To set it to french, I’ve first defined a custom tokenizer:

spacy_fr = partial(WordTokenizer, lang=‘fr’)

Then I did the following without sucess:

dls1 = TextDataLoaders.from_df(df, text_col=‘review_body’, is_lm=True, tok_tfm=spacy_fr)

I got this error: AttributeError: 'Series' object has no attribute 'text'

lm = DataBlock(blocks=TextBlock.from_df(‘review_body’, is_lm=True, tok=spacy_fr),
get_x=ColReader(‘text’),
splitter=RandomSplitter())
dls = lm.dataloaders(df, bs=16, seq_len=72)
This time the error is: TypeError: __init__() got multiple values for argument 'lang'

Please could you share any idea how to make it work?

iskode · March 4, 2021, 6:24am

Hi, I found one error I did.
I shouldn’t use partial.
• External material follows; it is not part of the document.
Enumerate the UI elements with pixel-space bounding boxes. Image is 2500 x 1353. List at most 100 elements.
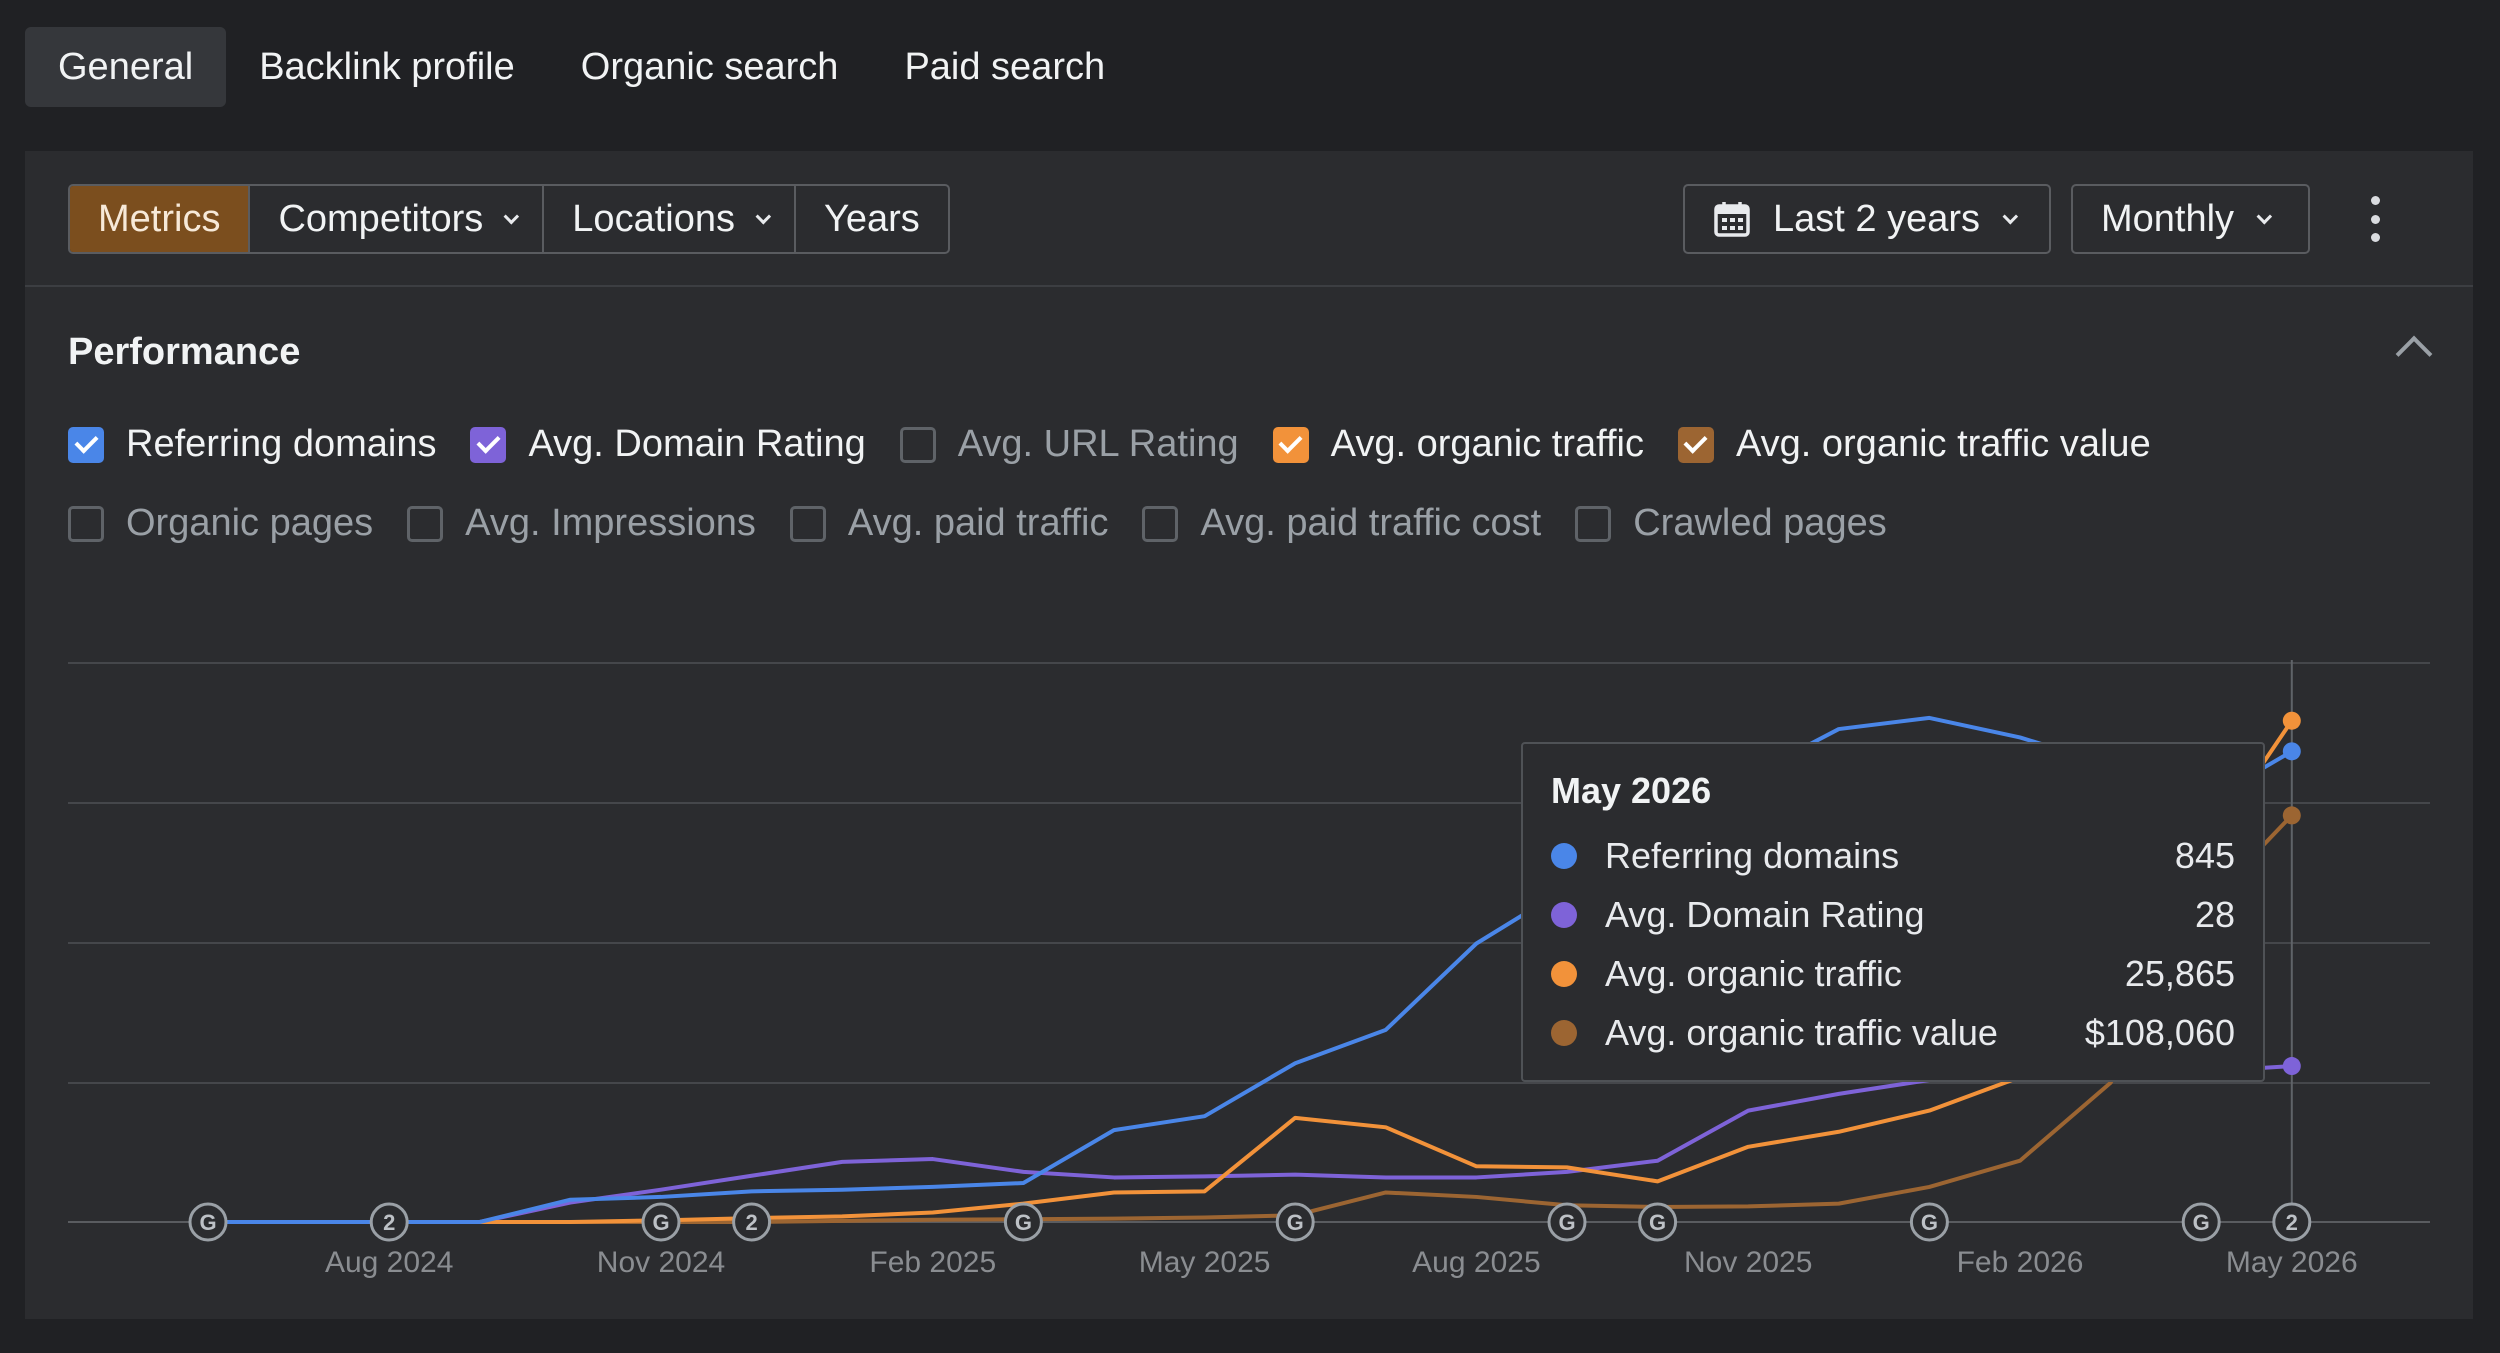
tooltip-title: May 2026 xyxy=(1551,770,1712,811)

So:

spacy_fr = WordTokenizer(lang=‘fr’)

works for 2. case but not for the 1. and the error is still the same.

meanpenguin · March 6, 2021, 12:26am

Hi,

Not sure where the error is coming from exactly.

But, this is likely related to the transform creating the tokenized data in a new column called “text” see the tok_text_col argument: https://docs.fast.ai/text.data.html#TextDataLoaders.from_df

Note in #2, get_x reads from the “text” column: ColReader(‘text’),

iskode · March 8, 2021, 10:43pm

You’re right. I’ve to dig deeper as it seems to be a bug.
I’ve tried to pass in a function that raises an exception when it’s called.
But when executing:

TextDataLoaders.from_df(df, text_col=‘review_body’, is_lm=True, tok_tfm=raise_exception_function),

Nothing happens, my first guess is that the new tokenizer is not called at all otherwise I would have seen the exception my function raises !